Each child present at the Chuyllullo workshops received “Cuentos que no son cuentos” (“Stories that aren’t stories”), a picture book which aims to improve family dialogue and boost self-esteem. EMM funds were used to purchase the books. Authors Jose Luis and Silvia Cinalli, an Argentinian couple who work in Christian sexual restoration, say on their website (www.placeresperfectos.com.ar) that “proper sex education at an early age and good communication between parents and their children reduces the likelihood of sexual abuse by 80%.”

Later, Medina and Ibaceta met with those who serve as PROSIM health promoters, equipping them with information to help prevent the sexual abuse of children.

The health promoters were eager to add the new information to their supply of health and wellness knowledge. Some of them were dealing with related situations, and Medina and Ibaceta were able to provide counsel on the spot.

In Cusco, Medina and Ibaceta spent an afternoon at PROMESA teaching elementary students through the workshop called “While Playing, I Learn.” PROMESA, a school of 300 students, was founded in 2005 by the Peruvian Mennonite Church and EMM. Almost 200 PROMESA students attended the workshop.

PROMESA Director Pamela Guevara Gutierrez was quick to invite the couple to come back. “We felt her support during our time together,” said Medina.
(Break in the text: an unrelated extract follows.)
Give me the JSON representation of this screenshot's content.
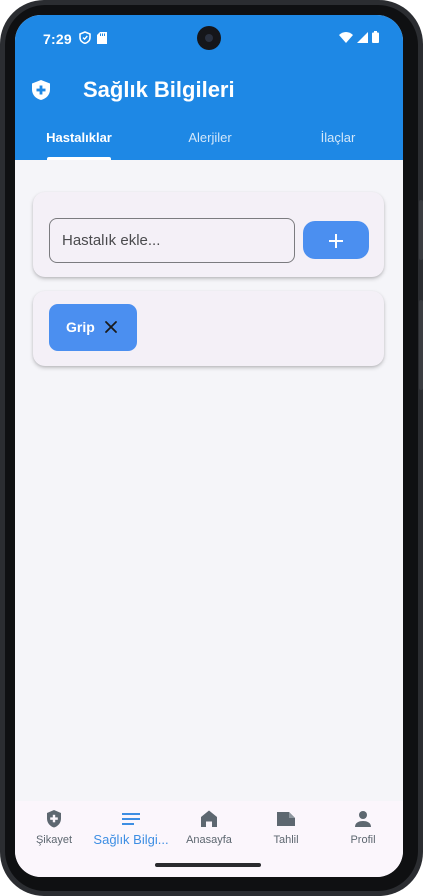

Medina and Ibaceta are open to a return trip to Peru. Medina said that on future trips there, she would like to focus on equipping educators, such as PROSIM health promoters, who bring the gospel and education to remote areas.

“We feel that our short-term mission will be more effective if we share with the leaders that are taking the gospel to the outlying areas,” she said. “We have wisdom and information to share with them, but they are the ones with the grace, and call, to share within their own culture.”